GET /api?t=search&q=some+title&apikey=YOUR_KEY&cat=7000

The response is an RSS-like XML feed. Each item describes one release: its name, size, category, age, and an enclosure URL pointing to the NZB file. Your downloader renders this as search results. The cat parameter filters by category — which brings us to one of the quirkier corners of the standard.

The category system

Newznab categories are four-digit integers organised in a rough hierarchy. The thousands digit is the broad type; the rest narrows it down. Some common ones:

  • 1000 — Console (games)
  • 2000 — Movies
  • 5000 — TV
  • 6000 — XXX
  • 7000 — Other

Each top-level category branches into subcategories: 6010 for DVD, 6030 for HD, 6040 for UHD, and so on. Not every indexer uses every subcategory, and the mapping is loose — which is why the caps response exists. It tells you exactly which category IDs this particular indexer actually populates.

Fetching an NZB

Once you've found a release you want, your downloader fetches the NZB file through the get endpoint:

GET /api?t=get&id=RELEASE_ID&apikey=YOUR_KEY

The response is the raw NZB file — an XML document that describes the Usenet articles making up the release. SABnzbd takes this file and queues the download. The indexer's job ends here; everything after this point is between SABnzbd and your Usenet provider.

Why the standard matters

The unsexy answer is: interoperability. Because Newznab is a shared interface, tools like Radarr, Sonarr, Lidarr, and Prowlarr can talk to any compatible indexer without writing custom code for each one. You add an indexer URL and an API key once, and your entire automation stack gains access to it.

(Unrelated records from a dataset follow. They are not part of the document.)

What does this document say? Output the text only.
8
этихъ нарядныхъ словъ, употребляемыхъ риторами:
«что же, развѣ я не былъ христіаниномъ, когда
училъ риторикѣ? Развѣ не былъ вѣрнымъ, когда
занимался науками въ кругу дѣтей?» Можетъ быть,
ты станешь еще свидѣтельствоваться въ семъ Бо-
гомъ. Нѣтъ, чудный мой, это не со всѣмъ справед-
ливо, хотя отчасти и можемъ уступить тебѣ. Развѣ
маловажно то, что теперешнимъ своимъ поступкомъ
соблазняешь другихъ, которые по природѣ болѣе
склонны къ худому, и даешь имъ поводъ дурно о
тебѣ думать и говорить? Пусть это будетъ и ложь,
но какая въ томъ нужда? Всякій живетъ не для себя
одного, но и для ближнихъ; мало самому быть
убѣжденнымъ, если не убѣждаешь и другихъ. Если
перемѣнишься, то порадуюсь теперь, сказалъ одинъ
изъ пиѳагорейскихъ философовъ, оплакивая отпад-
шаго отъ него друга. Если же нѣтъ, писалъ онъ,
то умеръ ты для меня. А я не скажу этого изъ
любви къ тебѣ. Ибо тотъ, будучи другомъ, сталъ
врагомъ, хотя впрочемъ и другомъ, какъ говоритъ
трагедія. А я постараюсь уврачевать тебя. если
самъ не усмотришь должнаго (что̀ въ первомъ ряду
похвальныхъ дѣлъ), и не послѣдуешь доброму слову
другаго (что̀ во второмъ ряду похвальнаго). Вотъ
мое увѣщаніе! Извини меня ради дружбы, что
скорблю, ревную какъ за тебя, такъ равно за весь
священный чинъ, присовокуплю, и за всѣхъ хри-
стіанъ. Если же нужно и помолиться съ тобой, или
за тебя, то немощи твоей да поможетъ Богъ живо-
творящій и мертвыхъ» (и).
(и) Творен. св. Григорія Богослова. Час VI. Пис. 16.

From the indexer's side, implementing Newznab means instant compatibility with years of existing tooling. No SDK to distribute, no integration guides to maintain. The protocol is simple enough that a compliant implementation is a few hundred lines of code.

From your side as a user, it means you're never locked in. Swap indexers, switch downloaders, run multiple indexers in parallel through an aggregator like Prowlarr — the standard makes all of it work transparently.

NZBporn and Newznab

NZBporn exposes a fully Newznab-compatible API on top of the prdb.net release catalog. When you add NZBporn to SABnzbd as a custom indexer, your downloader goes through exactly the flow described above: it calls caps to discover what NZBporn supports, sends search requests with your API key, and fetches NZB files through get.

Nothing proprietary, nothing to install. Just the same quiet handshake that's been running the NZB world for over a decade.